Wow, they’re spending a whole billion dollars to develop an entirely new technology? Chrysler spent a third more than that just to develop the extremely pedestrian Neon, and Ford spent $6bn to develop the very nice but not exactly revolutionary Contour. So forgive me if I don’t swoon at how serious they are about it.
It is quite possible that Ford and Chrysler were doin’ it wrong.
To be fair, Ford had a habit of developing world-changing technology on experimental cars, never bringing any of it to market, and then stealing the well-publicized name and slapping it on some cookie-cutter car.
They started that 45 years ago with the Mustang, which was supposed to be a two-seater with a transverse midships engine like the Fiat X 1/9 or Pontiac Fiero. By the time a car named Mustang came out, it was just a Falcon with the trunk shortened.
Another example was the series of aerodynamic experiments called “Probe”. By the time they got to the Probe V, it (rather unexpectedly to the designers) had a drag coefficient of .18! But you remember the disaster they eventually threw away the name on.
The Contour experimental car had, among other things I can’t remember, a new engine design with the flywheel in the middle with helical gears, so you could have an inline 4, 6, or 8 mounted transversely in front, but still have the transmission longitudinal. Its “paint” was a very tough plastic coating molded to the exact shape of the car in a similarly-shaped die and glued on in one operation.
They may very well have spent $6 billion on the Contour project, but none of that saw the light of day. I guarantee very little of it went to bring over the European Ford Sierra and stick a badge on it saying “Contour.” (A friend of mine had one where they couldn’t even decide if it was a Ford Contour or Mercury Mystique: it had the Mercury logo on the rear quarter windows.)
That’s really interesting about the history of the Contour. But in doG’s name, why?
GM had a habit of dabbling in innovation too, then retreating. First front-wheel-drive US car? GM. Also there was the Corvette, the Corvair, the aforementioned Fiero, and the Saturn EV-1 (or the whole Saturn company for that matter). But like Ford and Chrysler they clung to doin’ it wrong with the tenacity of a drowning man. And the hydrogen car project had US Dept. of Energy and Shell Hydrogen funding help.
Any one of the big three could have owned the market by now, if they weren’t so chicken-hearted.
The Chevy Volt is a real tragedy–GM had the chance to leapfrog everybody with a true hybrid. Now it’s probably never going to happen.
I’ll bet people would be flabbergasted at how seldom their engine actually started. Mine would probably burn a few gallons of gas 3, maybe 4 times a year.

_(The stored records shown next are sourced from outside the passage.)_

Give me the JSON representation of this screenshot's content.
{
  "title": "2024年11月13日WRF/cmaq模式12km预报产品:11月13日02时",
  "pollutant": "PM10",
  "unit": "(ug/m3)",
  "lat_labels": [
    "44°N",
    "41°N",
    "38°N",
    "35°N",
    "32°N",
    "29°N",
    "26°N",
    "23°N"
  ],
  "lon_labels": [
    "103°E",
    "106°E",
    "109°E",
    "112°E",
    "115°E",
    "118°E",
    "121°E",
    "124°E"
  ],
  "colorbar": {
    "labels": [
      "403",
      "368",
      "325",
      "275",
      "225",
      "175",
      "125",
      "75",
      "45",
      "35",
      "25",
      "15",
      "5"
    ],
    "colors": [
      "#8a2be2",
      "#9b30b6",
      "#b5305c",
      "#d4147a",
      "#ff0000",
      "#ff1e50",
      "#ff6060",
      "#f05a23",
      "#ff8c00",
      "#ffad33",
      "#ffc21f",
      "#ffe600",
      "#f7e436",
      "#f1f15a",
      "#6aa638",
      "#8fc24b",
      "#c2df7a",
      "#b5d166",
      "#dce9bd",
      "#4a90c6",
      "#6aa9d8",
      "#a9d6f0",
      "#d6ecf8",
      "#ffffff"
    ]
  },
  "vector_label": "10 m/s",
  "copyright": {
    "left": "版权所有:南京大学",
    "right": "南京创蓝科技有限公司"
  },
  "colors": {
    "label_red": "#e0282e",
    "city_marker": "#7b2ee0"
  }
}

What a waste!
As I understand it a lot of those Billions that went into ‘development’ were caught up in a corporate loops of design proposals presenting versions of how it might look, marketing experts to determine how the customers should feel about it, study and focus groups to determine how the public does feel about it, and artistic and image advisers to make sure it all fits into how the corporation thinks about itself. All with interlocking and dependent layers of middle management and consultants added at each intersection.

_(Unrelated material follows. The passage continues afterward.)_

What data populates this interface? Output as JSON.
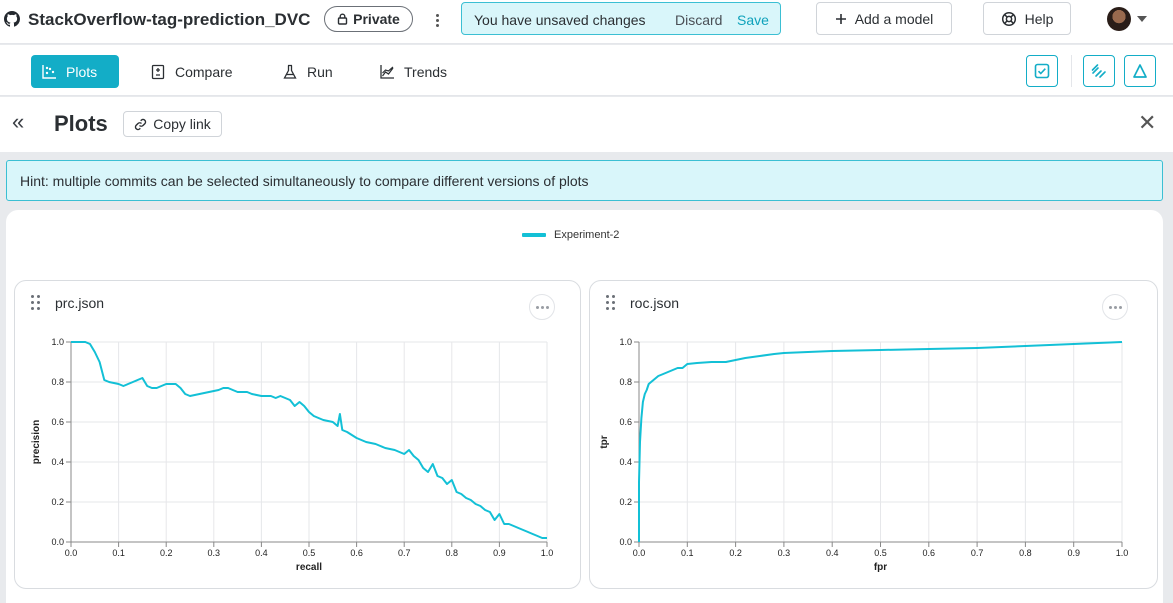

Most of the effort went into how it will look. Grill design and the colors ate up a lot of it. Another major portion went into important issues like cup holder placement.
This process is the legacy of the auto industry in the late 40s and 50s when the industry got into redesigning the auto body every year to increase demand and make the vehicle a fashion accessory. This process is mostly about aesthetics, style and marketing. In most cases the actual mechanical works of the vehicle remained largely the same year to year.
So when a smaller company says it can do for a Billion dollars what the big three can’t manage for many times that I have few doubts that it is possible. Possible yes, but based on previous historic attempts, not highly likely.